Esta notebook contiene bloques de código útiles para realizar Q-learning en el entorno "Taxi"

In [None]:
import numpy as np
import random
import json
from taxi_env_extended import TaxiEnvExtended

In [None]:
env = TaxiEnvExtended()

Obtener la cantidad de estados y acciones

In [None]:
actions = env.action_space.n
states = env.observation_space.n

Inicialización de la tabla Q

In [None]:
Q = np.zeros((states, actions))
Q

Obtención de la acción a partir de la tabla Q

In [None]:
def optimal_policy(state, Q):
    action = np.argmax(Q[state])
    return action

Epsilon-Greedy Policy

In [None]:
def epsilon_greedy_policy(state, Q, epsilon=0.1):
    explore = np.random.binomial(1, epsilon)
    if explore:
        action = env.action_space.sample()
    # exploit
    else:
        action = np.argmax(Q[state])
        
    return action

In [None]:
# Probar policy

def testPolicy(Q, env):
    obs, _ = env.reset()
    done = False
    totalReward = 0
    while not done:
        env.render()
        state = obs
        action = optimal_policy(state, Q)
        obs, reward, done, _, _ = env.step(action)
        totalReward += reward
    env.render()
    wandb.log({'test_reward_by_episode': totalReward, 'episode': "trial"})
    return totalReward


In [None]:
# Chequeo de la política óptima
# Total reward / cantidad de episodios. Reward promedio de policy.
#Wandb: Sweeps

# Testear la política 100 veces

import wandb
from wandb.sklearn import plot_precision_recall, plot_feature_importances
from wandb.sklearn import plot_class_proportions, plot_learning_curve, plot_roc
def getAverageTestingReward(Q, env):
    rewards = []
    for i in range(100):
        reward = testPolicy(Q, env)
        print(reward)
        rewards.append(reward)
    print(np.mean(rewards))     #Promedio de la recompensa total de cada episodio
    return np.mean(rewards) 


In [None]:
import wandb
from wandb.sklearn import plot_precision_recall, plot_feature_importances
from wandb.sklearn import plot_class_proportions, plot_learning_curve, plot_roc

def train_policy():
    try:
        with wandb.init() as run:
            config = run.config
            alpha = config.alpha
            gamma = config.gamma
            epsilon = config.epsilon
            epsilon_variability = config.epsilonVariability
            episodes = config.episodes

            env = TaxiEnvExtended()
            Q = np.zeros([env.observation_space.n, env.action_space.n])

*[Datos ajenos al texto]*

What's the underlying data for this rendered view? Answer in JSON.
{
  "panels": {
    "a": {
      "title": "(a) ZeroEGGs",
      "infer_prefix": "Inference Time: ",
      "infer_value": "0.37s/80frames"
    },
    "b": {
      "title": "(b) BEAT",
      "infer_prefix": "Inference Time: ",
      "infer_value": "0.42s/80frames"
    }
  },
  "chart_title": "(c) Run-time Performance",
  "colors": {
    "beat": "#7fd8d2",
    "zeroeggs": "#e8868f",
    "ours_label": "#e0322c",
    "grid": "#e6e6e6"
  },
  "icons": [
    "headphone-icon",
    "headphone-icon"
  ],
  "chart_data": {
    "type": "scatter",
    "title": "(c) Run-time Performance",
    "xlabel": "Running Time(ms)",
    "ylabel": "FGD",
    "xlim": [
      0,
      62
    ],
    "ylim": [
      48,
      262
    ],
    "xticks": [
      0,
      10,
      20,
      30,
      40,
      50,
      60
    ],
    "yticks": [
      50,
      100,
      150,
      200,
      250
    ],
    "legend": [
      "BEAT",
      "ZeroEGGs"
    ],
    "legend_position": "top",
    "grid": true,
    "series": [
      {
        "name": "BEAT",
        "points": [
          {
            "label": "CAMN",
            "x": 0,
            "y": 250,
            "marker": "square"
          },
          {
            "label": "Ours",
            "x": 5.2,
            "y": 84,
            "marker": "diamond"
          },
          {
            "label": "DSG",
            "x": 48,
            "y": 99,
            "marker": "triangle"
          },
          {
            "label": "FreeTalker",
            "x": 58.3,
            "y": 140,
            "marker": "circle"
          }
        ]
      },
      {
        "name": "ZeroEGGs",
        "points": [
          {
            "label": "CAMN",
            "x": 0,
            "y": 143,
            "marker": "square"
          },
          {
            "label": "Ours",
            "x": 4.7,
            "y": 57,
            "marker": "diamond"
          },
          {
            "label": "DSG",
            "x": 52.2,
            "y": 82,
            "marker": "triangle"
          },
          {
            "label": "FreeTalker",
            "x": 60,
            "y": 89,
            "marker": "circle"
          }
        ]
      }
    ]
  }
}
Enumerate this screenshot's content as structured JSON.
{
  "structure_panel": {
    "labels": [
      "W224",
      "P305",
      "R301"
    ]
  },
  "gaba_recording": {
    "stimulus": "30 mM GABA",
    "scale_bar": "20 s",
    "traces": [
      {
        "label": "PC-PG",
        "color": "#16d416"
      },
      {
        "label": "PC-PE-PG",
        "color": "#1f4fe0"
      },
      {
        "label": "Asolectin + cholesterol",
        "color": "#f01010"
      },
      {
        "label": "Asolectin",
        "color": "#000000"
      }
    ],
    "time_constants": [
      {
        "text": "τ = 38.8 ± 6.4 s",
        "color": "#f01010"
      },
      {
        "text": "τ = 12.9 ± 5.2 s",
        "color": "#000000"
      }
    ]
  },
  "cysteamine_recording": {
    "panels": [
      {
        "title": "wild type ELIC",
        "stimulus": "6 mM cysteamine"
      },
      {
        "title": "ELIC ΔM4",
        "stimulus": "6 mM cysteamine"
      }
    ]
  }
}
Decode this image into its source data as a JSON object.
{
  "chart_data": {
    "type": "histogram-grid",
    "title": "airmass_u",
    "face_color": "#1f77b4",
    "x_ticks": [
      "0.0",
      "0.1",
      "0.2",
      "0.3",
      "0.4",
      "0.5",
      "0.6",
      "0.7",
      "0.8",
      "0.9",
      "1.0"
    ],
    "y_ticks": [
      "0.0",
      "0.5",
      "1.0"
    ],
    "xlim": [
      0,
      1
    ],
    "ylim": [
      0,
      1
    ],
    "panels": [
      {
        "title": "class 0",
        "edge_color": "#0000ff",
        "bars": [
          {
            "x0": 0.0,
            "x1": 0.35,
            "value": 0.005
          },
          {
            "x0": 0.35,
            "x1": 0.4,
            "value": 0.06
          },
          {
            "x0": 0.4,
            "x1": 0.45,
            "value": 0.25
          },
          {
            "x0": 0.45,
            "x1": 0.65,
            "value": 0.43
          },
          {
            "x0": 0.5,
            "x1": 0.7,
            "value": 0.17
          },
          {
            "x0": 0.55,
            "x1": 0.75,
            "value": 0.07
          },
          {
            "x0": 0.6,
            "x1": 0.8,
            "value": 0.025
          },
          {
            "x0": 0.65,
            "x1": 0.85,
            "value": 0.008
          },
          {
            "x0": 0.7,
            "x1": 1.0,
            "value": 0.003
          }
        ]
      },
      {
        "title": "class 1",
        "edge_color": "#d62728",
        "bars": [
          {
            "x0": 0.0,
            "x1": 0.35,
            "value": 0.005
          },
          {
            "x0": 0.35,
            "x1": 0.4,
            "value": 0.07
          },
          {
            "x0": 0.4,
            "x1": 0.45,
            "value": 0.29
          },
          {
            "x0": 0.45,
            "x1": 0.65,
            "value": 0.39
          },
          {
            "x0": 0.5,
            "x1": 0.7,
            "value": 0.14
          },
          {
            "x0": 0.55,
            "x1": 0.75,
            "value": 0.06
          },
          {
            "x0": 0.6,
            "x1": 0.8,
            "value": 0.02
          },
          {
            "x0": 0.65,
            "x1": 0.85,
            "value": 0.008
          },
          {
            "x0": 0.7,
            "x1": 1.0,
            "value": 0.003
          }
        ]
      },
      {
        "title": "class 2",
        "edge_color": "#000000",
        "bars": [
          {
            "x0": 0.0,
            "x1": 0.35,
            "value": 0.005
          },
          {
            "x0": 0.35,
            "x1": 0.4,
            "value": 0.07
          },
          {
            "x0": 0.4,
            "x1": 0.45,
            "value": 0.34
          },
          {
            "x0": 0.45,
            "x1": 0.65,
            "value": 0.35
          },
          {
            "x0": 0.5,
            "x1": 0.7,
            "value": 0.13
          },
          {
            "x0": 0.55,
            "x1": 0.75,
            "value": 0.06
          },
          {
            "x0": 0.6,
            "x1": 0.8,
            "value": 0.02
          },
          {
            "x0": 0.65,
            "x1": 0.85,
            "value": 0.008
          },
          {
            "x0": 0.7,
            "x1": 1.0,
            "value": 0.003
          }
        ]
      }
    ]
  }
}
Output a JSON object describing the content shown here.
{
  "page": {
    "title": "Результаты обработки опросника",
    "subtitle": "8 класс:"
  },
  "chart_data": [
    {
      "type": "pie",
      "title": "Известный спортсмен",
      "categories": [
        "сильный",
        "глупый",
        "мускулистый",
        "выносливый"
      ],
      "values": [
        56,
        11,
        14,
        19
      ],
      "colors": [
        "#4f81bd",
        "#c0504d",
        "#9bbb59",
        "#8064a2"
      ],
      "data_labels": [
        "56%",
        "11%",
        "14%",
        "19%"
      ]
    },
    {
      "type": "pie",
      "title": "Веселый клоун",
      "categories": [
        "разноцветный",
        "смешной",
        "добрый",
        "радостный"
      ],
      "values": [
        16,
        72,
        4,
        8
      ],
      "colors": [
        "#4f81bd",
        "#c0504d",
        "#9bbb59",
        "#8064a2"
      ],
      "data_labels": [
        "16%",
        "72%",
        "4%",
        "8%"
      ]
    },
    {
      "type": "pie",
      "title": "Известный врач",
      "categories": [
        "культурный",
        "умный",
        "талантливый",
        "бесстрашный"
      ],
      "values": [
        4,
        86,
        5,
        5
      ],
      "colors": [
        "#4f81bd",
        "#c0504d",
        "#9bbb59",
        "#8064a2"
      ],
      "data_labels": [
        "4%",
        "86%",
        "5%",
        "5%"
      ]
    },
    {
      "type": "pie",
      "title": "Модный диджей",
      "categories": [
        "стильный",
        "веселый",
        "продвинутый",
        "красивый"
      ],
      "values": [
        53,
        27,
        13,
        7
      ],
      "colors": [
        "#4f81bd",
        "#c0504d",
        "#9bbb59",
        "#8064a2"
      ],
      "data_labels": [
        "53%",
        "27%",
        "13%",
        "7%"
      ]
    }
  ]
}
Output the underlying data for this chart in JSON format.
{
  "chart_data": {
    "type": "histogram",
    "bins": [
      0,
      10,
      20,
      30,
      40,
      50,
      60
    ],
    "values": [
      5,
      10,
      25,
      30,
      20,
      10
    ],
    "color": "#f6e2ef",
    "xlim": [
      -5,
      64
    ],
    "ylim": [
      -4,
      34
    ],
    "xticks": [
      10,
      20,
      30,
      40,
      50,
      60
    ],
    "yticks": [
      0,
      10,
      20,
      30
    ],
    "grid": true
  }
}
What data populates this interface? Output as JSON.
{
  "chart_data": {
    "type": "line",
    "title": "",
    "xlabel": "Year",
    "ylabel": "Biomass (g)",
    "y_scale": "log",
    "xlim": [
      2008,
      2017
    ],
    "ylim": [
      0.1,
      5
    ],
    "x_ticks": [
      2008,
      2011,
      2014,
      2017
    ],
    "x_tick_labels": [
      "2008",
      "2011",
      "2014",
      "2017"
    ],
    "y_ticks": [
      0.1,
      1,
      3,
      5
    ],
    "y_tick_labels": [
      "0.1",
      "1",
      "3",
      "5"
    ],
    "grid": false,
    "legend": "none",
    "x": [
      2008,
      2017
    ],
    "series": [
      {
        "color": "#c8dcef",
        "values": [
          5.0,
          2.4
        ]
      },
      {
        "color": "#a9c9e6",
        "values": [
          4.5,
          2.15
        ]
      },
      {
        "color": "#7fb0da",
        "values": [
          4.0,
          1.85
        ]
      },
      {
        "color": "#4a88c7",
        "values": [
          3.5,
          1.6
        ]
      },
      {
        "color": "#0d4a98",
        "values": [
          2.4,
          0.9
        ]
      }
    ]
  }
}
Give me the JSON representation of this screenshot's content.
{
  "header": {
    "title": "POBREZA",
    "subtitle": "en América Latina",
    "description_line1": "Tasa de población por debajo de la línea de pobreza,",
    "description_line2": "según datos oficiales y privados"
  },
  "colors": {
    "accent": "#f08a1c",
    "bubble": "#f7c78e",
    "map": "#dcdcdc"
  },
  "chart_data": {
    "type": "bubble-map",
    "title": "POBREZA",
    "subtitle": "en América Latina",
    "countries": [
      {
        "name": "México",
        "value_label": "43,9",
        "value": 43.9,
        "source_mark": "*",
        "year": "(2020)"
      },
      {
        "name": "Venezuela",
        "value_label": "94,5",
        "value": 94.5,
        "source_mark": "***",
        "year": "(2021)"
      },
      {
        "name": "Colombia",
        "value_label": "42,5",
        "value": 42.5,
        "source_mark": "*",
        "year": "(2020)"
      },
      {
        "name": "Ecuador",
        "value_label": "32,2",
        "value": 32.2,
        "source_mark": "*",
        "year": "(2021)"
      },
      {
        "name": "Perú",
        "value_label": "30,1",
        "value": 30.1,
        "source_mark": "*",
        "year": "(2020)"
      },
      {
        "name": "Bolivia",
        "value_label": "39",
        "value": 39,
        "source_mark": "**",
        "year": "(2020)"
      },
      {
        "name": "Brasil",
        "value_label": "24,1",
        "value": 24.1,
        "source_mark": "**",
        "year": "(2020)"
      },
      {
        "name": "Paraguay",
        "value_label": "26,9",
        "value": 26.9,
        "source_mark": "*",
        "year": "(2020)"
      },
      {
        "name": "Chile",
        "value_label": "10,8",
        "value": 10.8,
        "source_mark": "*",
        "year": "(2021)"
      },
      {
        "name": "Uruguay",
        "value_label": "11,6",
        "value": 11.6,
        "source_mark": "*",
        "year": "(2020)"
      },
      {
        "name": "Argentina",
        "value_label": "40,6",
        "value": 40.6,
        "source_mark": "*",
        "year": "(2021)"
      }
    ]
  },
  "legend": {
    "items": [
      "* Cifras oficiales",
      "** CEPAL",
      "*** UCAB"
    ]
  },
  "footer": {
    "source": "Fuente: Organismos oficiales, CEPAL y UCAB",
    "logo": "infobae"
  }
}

            total_rewards = []

            for episode in range(episodes):
                obs, _ = env.reset()
                done = False
                total_reward = 0
                step_count = 0

                while not done:
                    state = obs
                    epsilon = max(epsilon - epsilon_variability * epsilon, 0)  # Decay epsilon
                    action = epsilon_greedy_policy(state, Q, epsilon)
                    obs, reward, done, _, _ = env.step(action)
                    Q[state, action] = Q[state, action] + alpha * (reward + gamma * np.max(Q[obs]) - Q[state, action])
                    total_reward += reward
                    step_count += 1

                total_rewards.append(total_reward)
                wandb.log({'train_reward_by_episode': total_reward, 'episode': episode, 'train_avg_reward': np.mean(total_rewards)})

            test_average_reward = getAverageTestingReward(Q, env)
            wandb.log({'test_avg_reward': test_average_reward})
            # Guardar hiperparámetros y resultados como artefacto
            hyperparameters = {
                'alpha': alpha,
                'gamma': gamma,
                'epsilon': epsilon,
                'epsilonVariability': epsilon_variability,
                'episodes': episodes,
                'train_avg_reward': np.mean(total_rewards),
                'test_avg__reward': test_average_reward
            }
            
            with open('hyperparameters.json', 'w') as f:
                json.dump(hyperparameters, f)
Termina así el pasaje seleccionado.